Event 05.10.2021Time 19:00 CET
Location Caixa Forum, Paseo del Prado, 36 (Madrid)

WIA-E’s Director of Research, Paola Belingheri, recently release a new paper tackling the topic of gender equality research over the past 20 years.

The new paper from Belingheri et al., titled “Twenty years of gender equality research: A scoping review based on a new semantic indicator” is a study of over 15,000 scientific articles on gender equality, finding that some topics related to women in the workforce are becoming less popular to study, whilst some are gaining momentum – for example: leadership, women on boards, and entrepreneurship.
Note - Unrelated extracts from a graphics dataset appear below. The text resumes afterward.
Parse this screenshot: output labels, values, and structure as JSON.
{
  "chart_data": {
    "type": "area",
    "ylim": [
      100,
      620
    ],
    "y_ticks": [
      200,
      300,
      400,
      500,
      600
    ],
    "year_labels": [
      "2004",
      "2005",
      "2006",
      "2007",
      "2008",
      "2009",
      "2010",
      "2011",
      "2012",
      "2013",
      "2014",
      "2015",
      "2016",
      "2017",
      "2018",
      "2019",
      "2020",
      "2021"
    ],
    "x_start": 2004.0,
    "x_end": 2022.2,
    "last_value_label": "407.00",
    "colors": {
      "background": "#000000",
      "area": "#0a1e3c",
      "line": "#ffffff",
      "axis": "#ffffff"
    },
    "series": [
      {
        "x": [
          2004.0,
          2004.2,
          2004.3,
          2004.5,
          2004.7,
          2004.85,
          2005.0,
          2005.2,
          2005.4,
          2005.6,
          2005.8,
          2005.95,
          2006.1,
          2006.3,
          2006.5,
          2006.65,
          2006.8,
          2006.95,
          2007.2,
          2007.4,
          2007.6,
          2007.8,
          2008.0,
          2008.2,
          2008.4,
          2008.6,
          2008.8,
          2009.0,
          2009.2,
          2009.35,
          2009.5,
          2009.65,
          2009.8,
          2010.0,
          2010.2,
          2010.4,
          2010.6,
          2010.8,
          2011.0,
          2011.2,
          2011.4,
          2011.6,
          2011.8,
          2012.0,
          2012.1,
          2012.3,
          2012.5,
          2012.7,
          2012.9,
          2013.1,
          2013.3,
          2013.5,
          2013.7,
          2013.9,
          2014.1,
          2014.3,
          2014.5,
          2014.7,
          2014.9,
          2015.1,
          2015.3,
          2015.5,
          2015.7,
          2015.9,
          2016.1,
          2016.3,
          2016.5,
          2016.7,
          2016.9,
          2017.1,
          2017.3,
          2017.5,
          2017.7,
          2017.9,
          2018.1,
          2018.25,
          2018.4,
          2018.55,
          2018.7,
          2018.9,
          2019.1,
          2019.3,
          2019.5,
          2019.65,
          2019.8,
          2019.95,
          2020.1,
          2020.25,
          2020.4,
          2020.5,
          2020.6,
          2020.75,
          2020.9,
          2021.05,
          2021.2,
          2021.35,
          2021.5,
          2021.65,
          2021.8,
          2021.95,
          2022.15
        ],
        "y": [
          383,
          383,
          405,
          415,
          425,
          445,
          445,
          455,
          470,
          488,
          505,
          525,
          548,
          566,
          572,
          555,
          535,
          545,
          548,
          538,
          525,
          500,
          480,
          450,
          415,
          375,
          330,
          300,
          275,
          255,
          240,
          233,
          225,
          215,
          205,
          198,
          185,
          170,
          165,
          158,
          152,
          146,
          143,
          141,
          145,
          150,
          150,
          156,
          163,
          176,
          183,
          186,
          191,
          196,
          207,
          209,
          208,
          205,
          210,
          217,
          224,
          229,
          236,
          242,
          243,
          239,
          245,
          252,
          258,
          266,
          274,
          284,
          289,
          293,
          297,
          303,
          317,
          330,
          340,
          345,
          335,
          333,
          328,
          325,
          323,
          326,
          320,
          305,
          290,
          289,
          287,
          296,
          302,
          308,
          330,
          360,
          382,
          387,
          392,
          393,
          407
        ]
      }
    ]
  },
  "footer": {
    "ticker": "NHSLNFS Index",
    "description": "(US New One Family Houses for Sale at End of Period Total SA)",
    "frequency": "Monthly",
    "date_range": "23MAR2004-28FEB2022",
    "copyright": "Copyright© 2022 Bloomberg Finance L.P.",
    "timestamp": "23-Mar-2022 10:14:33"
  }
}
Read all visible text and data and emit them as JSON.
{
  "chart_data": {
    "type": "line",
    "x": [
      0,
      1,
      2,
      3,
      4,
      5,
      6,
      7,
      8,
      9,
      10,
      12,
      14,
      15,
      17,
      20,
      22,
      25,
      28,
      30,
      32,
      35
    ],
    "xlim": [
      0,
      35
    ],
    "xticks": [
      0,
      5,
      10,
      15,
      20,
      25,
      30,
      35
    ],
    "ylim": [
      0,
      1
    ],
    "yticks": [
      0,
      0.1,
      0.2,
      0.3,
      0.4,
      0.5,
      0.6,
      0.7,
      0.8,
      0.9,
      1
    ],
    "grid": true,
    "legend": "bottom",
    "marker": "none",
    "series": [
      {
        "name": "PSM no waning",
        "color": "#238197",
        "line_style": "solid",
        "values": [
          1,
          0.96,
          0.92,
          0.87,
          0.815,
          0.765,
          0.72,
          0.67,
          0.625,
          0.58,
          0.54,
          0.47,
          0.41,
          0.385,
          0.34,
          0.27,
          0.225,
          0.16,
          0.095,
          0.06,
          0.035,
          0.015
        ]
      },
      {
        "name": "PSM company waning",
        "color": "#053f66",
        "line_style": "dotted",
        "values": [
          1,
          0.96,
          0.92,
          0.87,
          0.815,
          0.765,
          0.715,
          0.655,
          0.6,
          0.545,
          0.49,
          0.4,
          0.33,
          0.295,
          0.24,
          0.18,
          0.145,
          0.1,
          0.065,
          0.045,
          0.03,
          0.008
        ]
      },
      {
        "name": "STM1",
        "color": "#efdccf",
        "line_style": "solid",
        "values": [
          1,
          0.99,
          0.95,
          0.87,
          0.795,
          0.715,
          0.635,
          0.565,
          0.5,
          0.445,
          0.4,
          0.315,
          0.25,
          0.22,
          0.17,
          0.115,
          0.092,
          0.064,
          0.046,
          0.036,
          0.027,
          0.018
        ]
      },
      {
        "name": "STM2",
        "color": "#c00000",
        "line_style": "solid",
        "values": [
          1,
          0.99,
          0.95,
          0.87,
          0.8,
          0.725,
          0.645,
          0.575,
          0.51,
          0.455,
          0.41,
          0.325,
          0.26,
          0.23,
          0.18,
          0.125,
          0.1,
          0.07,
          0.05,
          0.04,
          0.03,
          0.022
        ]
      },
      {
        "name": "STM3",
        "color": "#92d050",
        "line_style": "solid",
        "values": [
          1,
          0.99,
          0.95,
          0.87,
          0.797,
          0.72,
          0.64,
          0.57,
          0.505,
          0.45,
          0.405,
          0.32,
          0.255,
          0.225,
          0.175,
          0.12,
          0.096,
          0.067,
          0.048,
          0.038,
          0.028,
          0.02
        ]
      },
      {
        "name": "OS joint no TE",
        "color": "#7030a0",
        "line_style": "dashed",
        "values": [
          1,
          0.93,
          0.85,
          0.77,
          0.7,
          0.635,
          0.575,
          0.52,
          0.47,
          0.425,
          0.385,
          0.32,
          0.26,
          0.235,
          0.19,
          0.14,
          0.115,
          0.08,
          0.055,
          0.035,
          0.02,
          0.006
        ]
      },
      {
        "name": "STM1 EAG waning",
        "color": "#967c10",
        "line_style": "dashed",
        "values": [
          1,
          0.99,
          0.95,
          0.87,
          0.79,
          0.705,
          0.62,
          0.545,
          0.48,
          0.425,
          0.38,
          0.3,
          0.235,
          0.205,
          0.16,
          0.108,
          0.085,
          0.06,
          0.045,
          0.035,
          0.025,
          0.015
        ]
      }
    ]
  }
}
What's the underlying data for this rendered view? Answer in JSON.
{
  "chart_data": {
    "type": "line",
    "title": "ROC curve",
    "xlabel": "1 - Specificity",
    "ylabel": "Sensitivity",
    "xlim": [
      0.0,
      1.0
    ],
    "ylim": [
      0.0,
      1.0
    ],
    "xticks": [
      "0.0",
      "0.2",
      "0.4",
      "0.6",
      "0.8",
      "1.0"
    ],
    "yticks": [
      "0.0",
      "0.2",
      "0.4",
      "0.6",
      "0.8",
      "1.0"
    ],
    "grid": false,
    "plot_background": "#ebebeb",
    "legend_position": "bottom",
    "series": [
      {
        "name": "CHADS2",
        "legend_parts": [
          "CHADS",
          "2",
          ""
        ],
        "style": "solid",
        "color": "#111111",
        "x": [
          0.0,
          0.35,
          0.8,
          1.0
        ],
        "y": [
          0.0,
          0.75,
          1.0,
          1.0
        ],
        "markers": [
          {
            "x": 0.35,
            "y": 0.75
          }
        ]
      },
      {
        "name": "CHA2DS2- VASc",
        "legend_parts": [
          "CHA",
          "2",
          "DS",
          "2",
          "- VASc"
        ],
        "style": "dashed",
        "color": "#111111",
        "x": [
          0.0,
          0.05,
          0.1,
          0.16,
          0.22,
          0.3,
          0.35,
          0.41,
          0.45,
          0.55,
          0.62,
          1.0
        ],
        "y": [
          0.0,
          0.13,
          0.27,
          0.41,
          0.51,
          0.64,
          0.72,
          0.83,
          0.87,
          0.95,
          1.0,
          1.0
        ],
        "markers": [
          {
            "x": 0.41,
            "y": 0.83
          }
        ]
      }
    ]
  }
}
“Gender equality is a major problem that places women at a disadvantage thereby stymieing economic growth and societal advancement. In the last two decades, extensive research has been conducted on gender related issues, studying both their antecedents and consequences. However, existing literature reviews fail to provide a comprehensive and clear picture of what has been studied so far, which could guide scholars in their future research. Our paper offers a scoping review of a large portion of the research that has been published over the last 22 years, on gender equality and related issues, with a specific focus on business and economics studies. Combining innovative methods drawn from both network analysis and text mining, we provide a synthesis of 15,465 scientific articles. We identify 27 main research topics, we measure their relevance from a semantic point of view and the relationships among them, highlighting the importance of each topic in the overall gender discourse. We find that prominent research topics mostly relate to women in the workforce–e.g., concerning compensation, role, education, decision-making and career progression. However, some of them are losing momentum, and some other research trends–for example related to female entrepreneurship, leadership and participation in the board of directors–are on the rise. Besides introducing a novel methodology to review broad literature streams, our paper offers a map of the main gender-research trends and presents the most popular and the emerging themes, as well as their intersections, outlining important avenues for future research.”